Create your cutoff date by subtracting your desired amount of time from the message's expiration time.
Compare the cutoff date with the current time. If the cutoff date has passed:
Call SendMessage to send your message to the Dead Letter queue.
Call DeleteMessage to remove your message from the queue you are processing.
If the cutoff date has not passed:
Process the job as normal.
Here's an example implementation in Powershell:
$queueUrl = "https://sqs.amazonaws.com/0000/my-queue"
$deadLetterQueueUrl = "https://sqs.amazonaws.com/0000/deadletter"

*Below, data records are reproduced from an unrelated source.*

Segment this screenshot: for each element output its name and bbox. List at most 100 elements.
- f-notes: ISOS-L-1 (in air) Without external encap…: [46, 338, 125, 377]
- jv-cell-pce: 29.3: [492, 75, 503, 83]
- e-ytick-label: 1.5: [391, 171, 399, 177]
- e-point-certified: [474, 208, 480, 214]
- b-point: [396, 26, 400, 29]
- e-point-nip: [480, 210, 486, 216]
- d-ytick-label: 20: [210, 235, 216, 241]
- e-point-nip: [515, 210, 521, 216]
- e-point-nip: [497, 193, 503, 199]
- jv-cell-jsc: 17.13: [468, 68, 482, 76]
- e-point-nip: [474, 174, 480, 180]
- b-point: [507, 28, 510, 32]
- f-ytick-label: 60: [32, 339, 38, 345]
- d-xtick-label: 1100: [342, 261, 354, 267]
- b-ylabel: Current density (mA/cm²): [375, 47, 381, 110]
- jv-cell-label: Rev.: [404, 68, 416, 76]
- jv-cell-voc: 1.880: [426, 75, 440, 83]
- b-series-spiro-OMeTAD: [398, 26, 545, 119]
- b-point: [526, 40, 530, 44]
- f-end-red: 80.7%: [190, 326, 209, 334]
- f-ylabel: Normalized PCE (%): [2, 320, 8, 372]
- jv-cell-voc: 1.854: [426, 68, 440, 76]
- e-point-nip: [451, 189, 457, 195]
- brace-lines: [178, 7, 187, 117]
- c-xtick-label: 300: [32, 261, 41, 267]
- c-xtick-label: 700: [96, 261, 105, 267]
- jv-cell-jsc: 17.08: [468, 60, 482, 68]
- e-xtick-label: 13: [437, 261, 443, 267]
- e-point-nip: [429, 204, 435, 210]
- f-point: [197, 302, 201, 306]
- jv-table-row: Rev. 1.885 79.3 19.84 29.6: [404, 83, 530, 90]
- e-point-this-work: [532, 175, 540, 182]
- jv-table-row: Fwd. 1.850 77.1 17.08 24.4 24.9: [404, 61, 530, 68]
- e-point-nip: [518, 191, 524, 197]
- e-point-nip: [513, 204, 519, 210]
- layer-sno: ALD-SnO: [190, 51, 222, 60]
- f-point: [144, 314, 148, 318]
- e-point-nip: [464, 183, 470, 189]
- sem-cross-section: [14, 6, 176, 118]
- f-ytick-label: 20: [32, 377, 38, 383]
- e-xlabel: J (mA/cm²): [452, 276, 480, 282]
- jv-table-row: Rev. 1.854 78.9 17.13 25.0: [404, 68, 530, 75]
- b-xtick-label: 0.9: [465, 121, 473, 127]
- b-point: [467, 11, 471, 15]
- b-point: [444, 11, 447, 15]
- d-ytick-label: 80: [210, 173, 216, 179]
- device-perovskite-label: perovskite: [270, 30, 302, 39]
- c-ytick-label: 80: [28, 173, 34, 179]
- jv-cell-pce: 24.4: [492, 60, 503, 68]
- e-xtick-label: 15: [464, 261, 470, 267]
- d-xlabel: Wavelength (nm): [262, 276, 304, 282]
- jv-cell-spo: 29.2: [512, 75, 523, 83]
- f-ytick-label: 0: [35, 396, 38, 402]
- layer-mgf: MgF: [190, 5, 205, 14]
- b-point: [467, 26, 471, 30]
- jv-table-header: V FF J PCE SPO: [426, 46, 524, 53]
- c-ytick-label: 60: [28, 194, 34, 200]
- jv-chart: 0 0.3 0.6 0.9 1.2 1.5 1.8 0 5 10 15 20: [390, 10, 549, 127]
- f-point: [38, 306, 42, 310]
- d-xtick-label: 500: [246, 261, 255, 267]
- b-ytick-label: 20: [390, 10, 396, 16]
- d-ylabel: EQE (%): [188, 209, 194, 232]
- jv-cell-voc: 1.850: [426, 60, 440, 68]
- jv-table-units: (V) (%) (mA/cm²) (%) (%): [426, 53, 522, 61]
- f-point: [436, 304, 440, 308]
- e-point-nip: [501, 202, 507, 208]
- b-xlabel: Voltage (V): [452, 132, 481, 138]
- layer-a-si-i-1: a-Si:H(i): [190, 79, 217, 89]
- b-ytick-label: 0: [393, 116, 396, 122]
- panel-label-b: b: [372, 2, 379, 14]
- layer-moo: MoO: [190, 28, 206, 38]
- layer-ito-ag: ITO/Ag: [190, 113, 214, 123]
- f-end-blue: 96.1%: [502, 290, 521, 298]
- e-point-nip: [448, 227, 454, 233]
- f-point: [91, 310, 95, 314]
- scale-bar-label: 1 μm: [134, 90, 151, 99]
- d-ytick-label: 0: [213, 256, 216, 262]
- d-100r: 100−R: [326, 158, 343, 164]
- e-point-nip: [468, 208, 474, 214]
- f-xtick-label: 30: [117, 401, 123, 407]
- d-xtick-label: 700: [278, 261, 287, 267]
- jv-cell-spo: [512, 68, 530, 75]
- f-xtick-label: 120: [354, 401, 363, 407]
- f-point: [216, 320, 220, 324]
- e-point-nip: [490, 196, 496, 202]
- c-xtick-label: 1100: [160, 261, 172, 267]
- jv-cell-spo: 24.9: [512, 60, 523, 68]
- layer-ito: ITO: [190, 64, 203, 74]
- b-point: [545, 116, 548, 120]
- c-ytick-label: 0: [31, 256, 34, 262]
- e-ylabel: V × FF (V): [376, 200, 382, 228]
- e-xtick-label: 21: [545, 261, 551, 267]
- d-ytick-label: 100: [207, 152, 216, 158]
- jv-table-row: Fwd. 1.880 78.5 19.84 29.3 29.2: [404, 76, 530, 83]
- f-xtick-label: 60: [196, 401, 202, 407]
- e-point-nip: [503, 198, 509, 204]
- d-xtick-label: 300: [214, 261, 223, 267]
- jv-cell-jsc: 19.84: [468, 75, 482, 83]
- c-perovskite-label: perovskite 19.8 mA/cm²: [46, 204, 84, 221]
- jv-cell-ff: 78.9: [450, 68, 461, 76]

# Get the message retention period in seconds
$messageRetentionPeriod = (Get-SQSQueueAttribute -AttributeNames "MessageRetentionPeriod" -QueueUrl $queueUrl).Attributes.MessageRetentionPeriod
# Receive messages from our queue.
$queueMessages = #(receive-sqsmessage -QueueUrl $queueUrl -WaitTimeSeconds 5 -AttributeNames SentTimestamp)
foreach($message in $queueMessages)
{
# The sent timestamp is in epoch time.
$sentTimestampUnix = $message.Attributes.SentTimestamp
# For powershell, we need to do some quick conversion to get a DateTime.
$sentTimestamp = ([datetime]'1970-01-01 00:00:00').AddMilliseconds($sentTimestampUnix)
# Get the expiration time by adding the retention period to the sent time.
$expirationTime = $sentTimestamp.AddDays($messageRetentionPeriod / 86400 )
# I want my cutoff date to be one hour before the expiration time.
$cutoffDate = $expirationTime.AddHours(-1)
# Check if the cutoff date has passed.
if((Get-Date) -ge $cutoffDate)
{
# Cutoff Date has passed, move to deadletter queue
Send-SQSMessage -QueueUrl $deadLetterQueueUrl -MessageBody $message.Body
remove-sqsmessage -QueueUrl $queueUrl -ReceiptHandle $message.ReceiptHandle -Force
}
else
{
# Cutoff Date has not passed. Retry job?
}
}
This will add some overhead to every message you process. This also assumes that your message handler will receive the message inbetween the cutoff time and the expiration time. Make sure that your application is polling often enough to receive the message.